I stepped out of the skiff on to the sand, hauling my baggage out without any hand raised to help me. “My thanks,” I said curtly, but no one responded and I walked away without a backward glance. It was hard to feel angry with the Aldabreshi though, despite their lack of courtesy. However they sent their messages with their flags and beacons, word of Kaeska’s fate had spread through the Archipelago like fire through dry brush and Shek Kul’s token, while securing me passage on whatever vessel I wanted, also clearly identified me as the mainlander who’d started the whole business. It was no real surprise that wherever I went I found myself about as welcome as someone who’s lost their nose and half their fingers to creeping scab. I walked slowly along the beach, looking at the signal pennants flying at each masthead, trying find the yellow and crimson pattern the last galley-master had grudgingly shown me, identifying the next domain I needed to cross on this painfully slow progress up the Archipelago. I sighed. The sun was sinking behind a rocky island to the west and I didn’t fancy another night sleeping fitfully in a hollow of sand, hoping no one would rob or knife me before I woke.

“You’re a long way from home, Tormalin man.” This unexpected greeting was sufficiently friendly that I didn’t reach instantly for my sword. In any case, given my recent experiences, I was starting to feel rather wary of using that blade for anything short of outright assault by a full detachment of Elietimm. I turned to see a short, coppery-skinned man in a shabby tunic grinning at me. He was beardless and bald as an egg, pate gleaming in the afternoon sun, but with the right clothes and some hair he could have stepped off any dock anywhere along the coast of the Gulf of Lescar. There was a distinctly Lescari touch to his mongrel Tormalin as well.

“I could say the same of you, couldn’t I?” I watched his dark eyes to judge the sincerity of his reply.

“Perhaps but I don’t really have a home these days, not beyond my ship, anyway. That’s her, the Amigal!” He waved a proud arm at one of the smaller vessels anchored in the narrow strait. Despite the Aldabreshin rigging and unfamiliar arrangement of mast and sail, it looked about the same size as the boats that ply the rivers and coasts on the Gulf coast of Tormalin, carrying a good weight of cargo but only needing a couple of men to manage it. That was interesting in itself, given the preponderance of massive galleys all around us, but more intriguing still was the array of white-bordered pennants strung down a long line from the top of the mast. This little ship and its unknown master had permission to trade their way through a double handful of domains.

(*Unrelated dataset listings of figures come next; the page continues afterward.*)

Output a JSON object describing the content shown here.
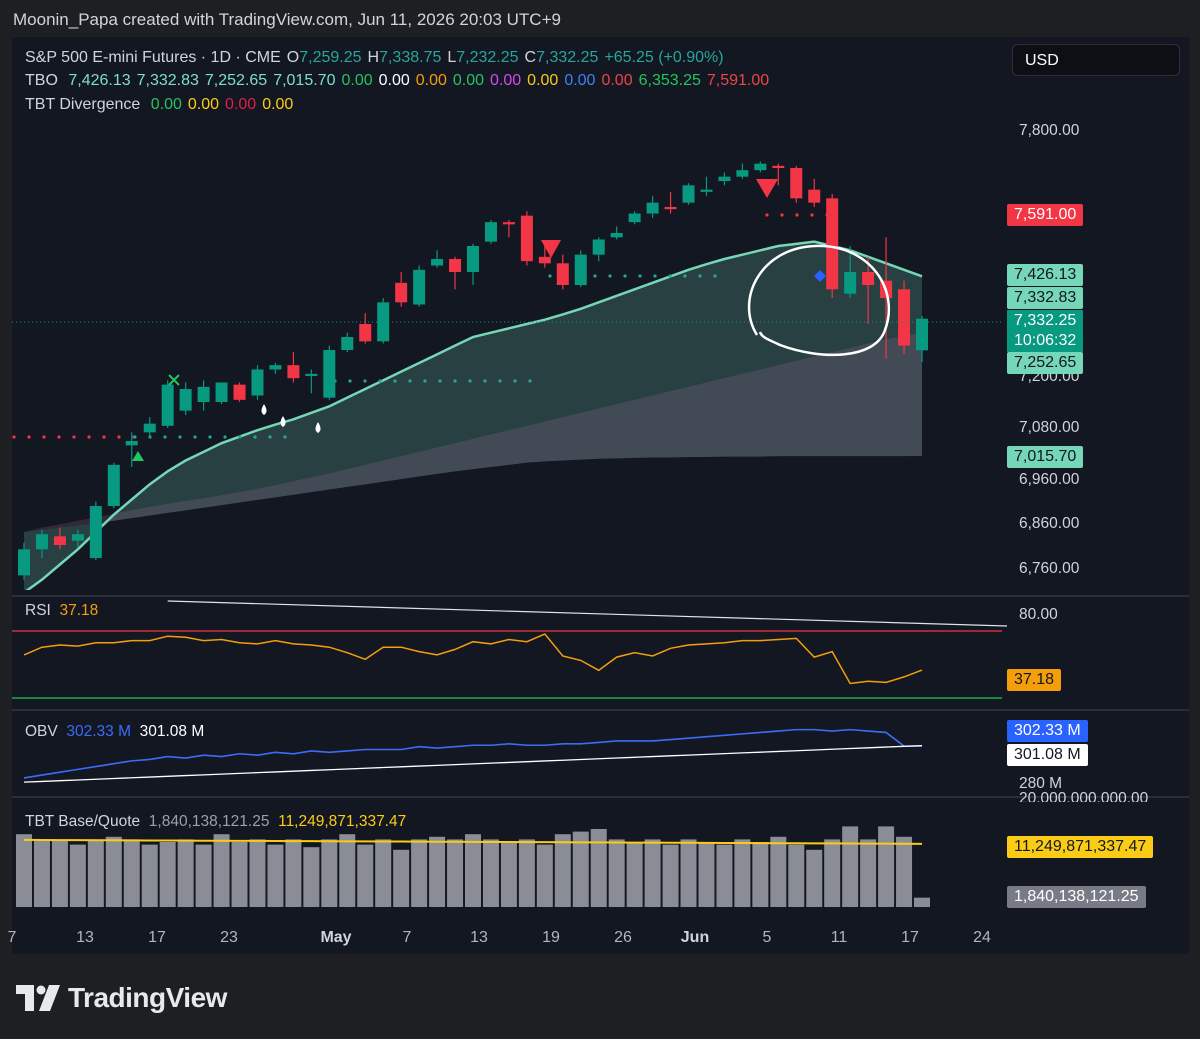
{
  "header": {
    "credit": "Moonin_Papa created with TradingView.com, Jun 11, 2026 20:03 UTC+9"
  },
  "currency": "USD",
  "symbol_legend": {
    "name": "S&P 500 E-mini Futures · 1D · CME",
    "o_label": "O",
    "o": "7,259.25",
    "h_label": "H",
    "h": "7,338.75",
    "l_label": "L",
    "l": "7,232.25",
    "c_label": "C",
    "c": "7,332.25",
    "change": "+65.25 (+0.90%)"
  },
  "tbo_legend": {
    "name": "TBO",
    "values": [
      {
        "text": "7,426.13",
        "color": "#7ee0c0"
      },
      {
        "text": "7,332.83",
        "color": "#7ee0c0"
      },
      {
        "text": "7,252.65",
        "color": "#7ee0c0"
      },
      {
        "text": "7,015.70",
        "color": "#7ee0c0"
      },
      {
        "text": "0.00",
        "color": "#22c55e"
      },
      {
        "text": "0.00",
        "color": "#ffffff"
      },
      {
        "text": "0.00",
        "color": "#f59e0b"
      },
      {
        "text": "0.00",
        "color": "#22c55e"
      },
      {
        "text": "0.00",
        "color": "#d946ef"
      },
      {
        "text": "0.00",
        "color": "#facc15"
      },
      {
        "text": "0.00",
        "color": "#3b82f6"
      },
      {
        "text": "0.00",
        "color": "#ef4444"
      },
      {
        "text": "6,353.25",
        "color": "#22c55e"
      },
      {
        "text": "7,591.00",
        "color": "#ef4444"
      }
    ]
  },
  "tbt_legend": {
    "name": "TBT Divergence",
    "values": [
      {
        "text": "0.00",
        "color": "#22c55e"
      },
      {
        "text": "0.00",
        "color": "#facc15"
      },
      {
        "text": "0.00",
        "color": "#e11d48"
      },
      {
        "text": "0.00",
        "color": "#facc15"
      }
    ]
  },
  "price_axis": [
    "7,800.00",
    "7,200.00",
    "7,080.00",
    "6,960.00",
    "6,860.00",
    "6,760.00"
  ],
  "price_labels": [
    {
      "text": "7,591.00",
      "bg": "#f23645",
      "fg": "#ffffff"
    },
    {
      "text": "7,426.13",
      "bg": "#76d7b8",
      "fg": "#131722"
    },
    {
      "text": "7,332.83",
      "bg": "#76d7b8",
      "fg": "#131722"
    },
    {
      "text": "7,332.25",
      "bg": "#089981",
      "fg": "#ffffff"
    },
    {
      "text": "10:06:32",
      "bg": "#089981",
      "fg": "#ffffff"
    },
    {
      "text": "7,252.65",
      "bg": "#76d7b8",
      "fg": "#131722"
    },
    {
      "text": "7,015.70",
      "bg": "#76d7b8",
      "fg": "#131722"
    }
  ],
  "rsi": {
    "name": "RSI",
    "value": "37.18",
    "axis": "80.00",
    "label": "37.18"
  },
  "obv": {
    "name": "OBV",
    "v1": "302.33 M",
    "v2": "301.08 M",
    "axis": "280 M",
    "label1": "302.33 M",
    "label2": "301.08 M"
  },
  "tbt_bq": {
    "name": "TBT Base/Quote",
    "v1": "1,840,138,121.25",
    "v2": "11,249,871,337.47",
    "axis": "20,000,000,000.00",
    "label1": "11,249,871,337.47",
    "label2": "1,840,138,121.25"
  },
  "x_axis": [
    "7",
    "13",
    "17",
    "23",
    "May",
    "7",
    "13",
    "19",
    "26",
    "Jun",
    "5",
    "11",
    "17",
    "24"
  ],
  "brand": "TradingView",
  "chart_data": {
    "type": "candlestick",
    "title": "S&P 500 E-mini Futures · 1D · CME",
    "ylim": [
      6720,
      7900
    ],
    "candles": [
      {
        "o": 6740,
        "h": 6815,
        "l": 6730,
        "c": 6800
      },
      {
        "o": 6800,
        "h": 6845,
        "l": 6780,
        "c": 6835
      },
      {
        "o": 6830,
        "h": 6850,
        "l": 6800,
        "c": 6810
      },
      {
        "o": 6820,
        "h": 6845,
        "l": 6805,
        "c": 6835
      },
      {
        "o": 6780,
        "h": 6910,
        "l": 6775,
        "c": 6900
      },
      {
        "o": 6900,
        "h": 7000,
        "l": 6895,
        "c": 6995
      },
      {
        "o": 7040,
        "h": 7070,
        "l": 6990,
        "c": 7050
      },
      {
        "o": 7070,
        "h": 7105,
        "l": 7055,
        "c": 7090
      },
      {
        "o": 7085,
        "h": 7190,
        "l": 7080,
        "c": 7180
      },
      {
        "o": 7120,
        "h": 7185,
        "l": 7110,
        "c": 7170
      },
      {
        "o": 7140,
        "h": 7190,
        "l": 7120,
        "c": 7175
      },
      {
        "o": 7140,
        "h": 7185,
        "l": 7135,
        "c": 7185
      },
      {
        "o": 7180,
        "h": 7185,
        "l": 7140,
        "c": 7145
      },
      {
        "o": 7155,
        "h": 7225,
        "l": 7145,
        "c": 7215
      },
      {
        "o": 7215,
        "h": 7230,
        "l": 7205,
        "c": 7225
      },
      {
        "o": 7225,
        "h": 7255,
        "l": 7185,
        "c": 7195
      },
      {
        "o": 7200,
        "h": 7215,
        "l": 7160,
        "c": 7205
      },
      {
        "o": 7150,
        "h": 7270,
        "l": 7145,
        "c": 7260
      },
      {
        "o": 7260,
        "h": 7300,
        "l": 7255,
        "c": 7290
      },
      {
        "o": 7320,
        "h": 7345,
        "l": 7275,
        "c": 7280
      },
      {
        "o": 7280,
        "h": 7380,
        "l": 7275,
        "c": 7370
      },
      {
        "o": 7415,
        "h": 7440,
        "l": 7360,
        "c": 7370
      },
      {
        "o": 7365,
        "h": 7455,
        "l": 7360,
        "c": 7445
      },
      {
        "o": 7455,
        "h": 7490,
        "l": 7450,
        "c": 7470
      },
      {
        "o": 7470,
        "h": 7475,
        "l": 7400,
        "c": 7440
      },
      {
        "o": 7440,
        "h": 7505,
        "l": 7410,
        "c": 7500
      },
      {
        "o": 7510,
        "h": 7560,
        "l": 7505,
        "c": 7555
      },
      {
        "o": 7555,
        "h": 7560,
        "l": 7520,
        "c": 7550
      },
      {
        "o": 7570,
        "h": 7580,
        "l": 7455,
        "c": 7465
      },
      {
        "o": 7475,
        "h": 7510,
        "l": 7450,
        "c": 7460
      },
      {
        "o": 7460,
        "h": 7480,
        "l": 7400,
        "c": 7410
      },
      {
        "o": 7410,
        "h": 7490,
        "l": 7405,
        "c": 7480
      },
      {
        "o": 7480,
        "h": 7520,
        "l": 7465,
        "c": 7515
      },
      {
        "o": 7520,
        "h": 7545,
        "l": 7515,
        "c": 7530
      },
      {
        "o": 7555,
        "h": 7580,
        "l": 7550,
        "c": 7575
      },
      {
        "o": 7575,
        "h": 7615,
        "l": 7565,
        "c": 7600
      },
      {
        "o": 7590,
        "h": 7625,
        "l": 7575,
        "c": 7585
      },
      {
        "o": 7600,
        "h": 7645,
        "l": 7595,
        "c": 7640
      },
      {
        "o": 7625,
        "h": 7660,
        "l": 7615,
        "c": 7630
      },
      {
        "o": 7650,
        "h": 7670,
        "l": 7640,
        "c": 7660
      },
      {
        "o": 7660,
        "h": 7690,
        "l": 7655,
        "c": 7675
      },
      {
        "o": 7675,
        "h": 7695,
        "l": 7670,
        "c": 7690
      },
      {
        "o": 7685,
        "h": 7690,
        "l": 7640,
        "c": 7680
      },
      {
        "o": 7680,
        "h": 7685,
        "l": 7600,
        "c": 7610
      },
      {
        "o": 7630,
        "h": 7655,
        "l": 7590,
        "c": 7600
      },
      {
        "o": 7610,
        "h": 7620,
        "l": 7380,
        "c": 7400
      },
      {
        "o": 7390,
        "h": 7500,
        "l": 7380,
        "c": 7440
      },
      {
        "o": 7440,
        "h": 7475,
        "l": 7320,
        "c": 7410
      },
      {
        "o": 7420,
        "h": 7520,
        "l": 7240,
        "c": 7380
      },
      {
        "o": 7400,
        "h": 7420,
        "l": 7250,
        "c": 7270
      },
      {
        "o": 7259.25,
        "h": 7338.75,
        "l": 7232.25,
        "c": 7332.25
      }
    ],
    "tbo_fast": [
      6700,
      6730,
      6765,
      6800,
      6840,
      6880,
      6915,
      6950,
      6980,
      7005,
      7025,
      7045,
      7060,
      7075,
      7088,
      7100,
      7115,
      7130,
      7150,
      7170,
      7190,
      7210,
      7230,
      7250,
      7270,
      7290,
      7300,
      7310,
      7320,
      7330,
      7342,
      7355,
      7370,
      7385,
      7400,
      7415,
      7430,
      7445,
      7458,
      7470,
      7480,
      7490,
      7500,
      7505,
      7510,
      7500,
      7490,
      7475,
      7460,
      7445,
      7430
    ],
    "tbo_slow": [
      6840,
      6850,
      6858,
      6866,
      6874,
      6882,
      6890,
      6898,
      6905,
      6912,
      6918,
      6925,
      6932,
      6940,
      6948,
      6957,
      6966,
      6975,
      6985,
      6995,
      7005,
      7015,
      7025,
      7035,
      7045,
      7055,
      7065,
      7075,
      7085,
      7095,
      7105,
      7115,
      7125,
      7135,
      7145,
      7155,
      7165,
      7175,
      7185,
      7195,
      7205,
      7215,
      7225,
      7235,
      7245,
      7255,
      7265,
      7275,
      7285,
      7292,
      7300
    ],
    "tbo_base": [
      6840,
      6845,
      6850,
      6855,
      6860,
      6866,
      6872,
      6878,
      6884,
      6890,
      6896,
      6902,
      6908,
      6914,
      6920,
      6926,
      6932,
      6938,
      6944,
      6950,
      6956,
      6962,
      6968,
      6974,
      6980,
      6985,
      6990,
      6995,
      7000,
      7003,
      7005,
      7007,
      7009,
      7010,
      7011,
      7012,
      7012,
      7013,
      7013,
      7014,
      7014,
      7014,
      7015,
      7015,
      7015,
      7015,
      7015,
      7015,
      7015,
      7015,
      7015.7
    ],
    "rsi": [
      51,
      58,
      60,
      59,
      62,
      62,
      64,
      64,
      68,
      67,
      64,
      65,
      62,
      61,
      64,
      61,
      60,
      58,
      53,
      47,
      58,
      58,
      54,
      51,
      56,
      63,
      61,
      65,
      63,
      70,
      50,
      46,
      37,
      49,
      53,
      50,
      57,
      60,
      61,
      62,
      64,
      64,
      65,
      66,
      49,
      54,
      25,
      27,
      26,
      31,
      37.18
    ],
    "obv": [
      280,
      282,
      284,
      286,
      288,
      290,
      292,
      293,
      295,
      294,
      296,
      295,
      297,
      296,
      298,
      297,
      299,
      298,
      299,
      300,
      300,
      300,
      302,
      301,
      302,
      303,
      303,
      304,
      303,
      303,
      304,
      304,
      305,
      306,
      306,
      306,
      307,
      308,
      309,
      310,
      311,
      312,
      313,
      314,
      314,
      313,
      314,
      313,
      312,
      302.33,
      302.33
    ],
    "volume_bq": [
      1.4,
      1.3,
      1.3,
      1.2,
      1.3,
      1.35,
      1.3,
      1.2,
      1.25,
      1.3,
      1.2,
      1.4,
      1.25,
      1.3,
      1.2,
      1.3,
      1.15,
      1.3,
      1.4,
      1.2,
      1.3,
      1.1,
      1.3,
      1.35,
      1.3,
      1.4,
      1.3,
      1.25,
      1.3,
      1.2,
      1.4,
      1.45,
      1.5,
      1.3,
      1.25,
      1.3,
      1.2,
      1.3,
      1.25,
      1.2,
      1.3,
      1.25,
      1.35,
      1.2,
      1.1,
      1.3,
      1.55,
      1.3,
      1.55,
      1.35,
      0.18
    ]
  }
}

I looked down impassively at the man, whose broad smile did not falter, and folded my arms. “What do you want with me?” I demanded with just enough challenge to deter casual conversation.

“I’d have thought you’d be looking to do some business with me,” he replied with an engaging grin. “I know who you are, Tormalin man. You’re the slave to young Laio Shek, that helped her put that bitch Kaeska out to sea in ashes.” He wiped a hand over his mouth in an unconscious gesture I’d seen all too often lately, as people around me realized who I was. “I’d say you’d pay handsomely for a quick passage home, instead of spending the next season hopping from galley to galley and hoping no one tips you overboard, just in case you’re really tainted with magic.”